As an example, Gallagher says that an agency may stipulate that up to 10,000 acres of post-fire logging would be categorically excluded from undergoing an environmental review. "And that's a big problem. They're basically going to try to take big whole classes of actions and just remove them from NEPA," he says.
That's not just a regulatory problem; it's a problem for democracy as well. A crucial part of NEPA is its requirement that every project undergoing the environmental review process be open to public comment. Through this mechanism, communities can drastically change the form of a project through the public comment process: They can suggest alternatives that may not only be beneficial to their local environment, but also make a project cheaper and more efficient.
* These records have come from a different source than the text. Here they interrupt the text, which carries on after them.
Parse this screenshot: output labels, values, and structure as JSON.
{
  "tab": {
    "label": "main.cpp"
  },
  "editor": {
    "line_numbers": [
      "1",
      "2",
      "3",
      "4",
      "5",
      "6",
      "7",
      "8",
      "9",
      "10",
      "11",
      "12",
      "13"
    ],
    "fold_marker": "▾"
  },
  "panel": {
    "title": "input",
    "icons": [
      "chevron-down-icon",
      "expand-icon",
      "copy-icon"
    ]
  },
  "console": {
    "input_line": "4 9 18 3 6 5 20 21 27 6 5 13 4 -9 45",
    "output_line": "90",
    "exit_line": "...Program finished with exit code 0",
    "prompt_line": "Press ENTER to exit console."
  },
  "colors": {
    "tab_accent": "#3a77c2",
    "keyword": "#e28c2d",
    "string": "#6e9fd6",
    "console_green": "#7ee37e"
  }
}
Public comment on a highway project in Colorado, for instance, helped minimize tree removal and dust due to construction, while adding bike lanes. The community-sourced alternative to the highway project ended up costing less than the original plan. Exempting entire categories of projects from NEPA, then, would "gut the statute. It removes the public from any review," Gallagher laments.
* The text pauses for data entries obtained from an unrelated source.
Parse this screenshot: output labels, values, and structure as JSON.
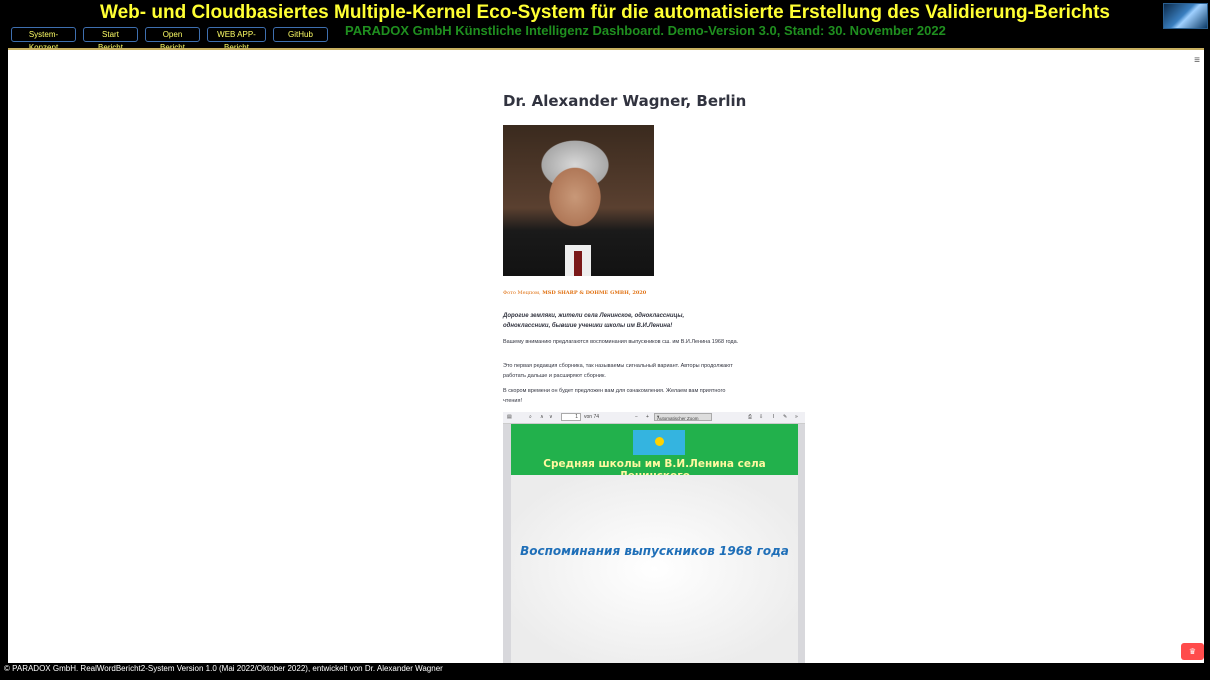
{
  "header": {
    "title": "Web- und Cloudbasiertes Multiple-Kernel Eco-System für die automatisierte Erstellung des Validierung-Berichts",
    "subtitle": "PARADOX GmbH Künstliche Intelligenz Dashboard. Demo-Version 3.0, Stand: 30. November 2022",
    "nav": [
      "System-Konzept",
      "Start Bericht",
      "Open Bericht",
      "WEB APP-Bericht",
      "GitHub"
    ]
  },
  "content": {
    "name": "Dr. Alexander Wagner, Berlin",
    "photo_caption_prefix": "Фото Мецпом,",
    "photo_caption_company": "MSD SHARP & DOHME GMBH, 2020",
    "greeting": "Дорогие земляки, жители села Ленинское, одноклассницы, одноклассники, бывшие ученики школы им В.И.Ленина!",
    "paragraphs": [
      "Вашему вниманию предлагаются воспоминания выпускников сш. им В.И.Ленина 1968 года.",
      "Это первая редакция сборника, так называемы сигнальный вариант. Авторы продолжают работать дальше и расширяют сборник.",
      "В скором времени он будет предложен вам для ознакомления. Желаем вам приятного чтения!"
    ]
  },
  "pdf_viewer": {
    "page_number": "1",
    "page_total": "von 74",
    "zoom": "Automatischer Zoom",
    "banner_text": "Средняя школы им В.И.Ленина села Ленинского",
    "document_title": "Воспоминания выпускников 1968 года"
  },
  "footer": "© PARADOX GmbH. RealWordBericht2-System Version 1.0 (Mai 2022/Oktober 2022), entwickelt von Dr. Alexander Wagner",
  "colors": {
    "title": "#ffff33",
    "subtitle": "#1f8f1f",
    "banner": "#22b14c",
    "doc_title": "#1f6fb8",
    "accent": "#ff4b4b"
  }
}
The other strand of attack on NEPA is to place arbitrary restrictions on how long the environmental review process can take. Right now, a typical review will take three to five years; Trump's goal is to cut it to two years. He also wants to shorten the statute of limitations for claims drastically, from six years to 150 days.
Ironically, this approach could make the review process even longer. "My prediction about that strand is that it will result in more litigation and more successes by the [non-governmental organization] community," Gallagher says, "because haste makes waste." As for trying to shorten the statute of limitations, Gallagher adds, "we're not that stupid. We know about statutes of limitations, so if we see a bad NEPA document, and we feel like it's grounds for litigation, we're going to pursue it."
Is there a way to shorten the NEPA's often lengthy review process without sacrificing basic environmental protections? California's version of NEPA, the California Environmental Quality Act, despite being more stringent, has a one-year time limit on its review process. A NEPA review typically takes longer than a CEQA review, but it's possible to put meaningful time limits on NEPA, and stick to them (for the most part).
Still, the only way to do so would be to thoroughly examine the entire process, case by case, combing for patterns in studies and statistics. Even then, some massive projects like the Keystone XL pipeline and drilling in the Arctic National Wildlife Refuge may still end up taking many years to review. The expansive scope of such projects lays out miles of hurdles, including "funding issues, engineering requirements, changes in agency priorities, delays in obtaining non-federal approvals, or community opposition to the project," according to a Government Accountability Office report. It takes competent, good-faith agency leadership to address issues as deep-rooted as these. Perhaps Neumayr, the long-time bureaucrat, could be that leader. But if she takes Trump's NEPA-gutting guidelines at face value and no further, it's not likely.
In 2009, then-CEQ chair Nancy Sutley was hopeful that NEPA could be streamlined without sapping its ability to protect communities and their environments. She asked agency leaders to take a critical look at how NEPA fit into their operations, per E&E News, with the stipulation that "a scalpel is probably better than a bulldozer to deal with NEPA." Surely, after 50 years of the law, we have the tools to do this better.
*Update—January 24th, 2019: This post has been updated with Pat Gallagher's correct surname.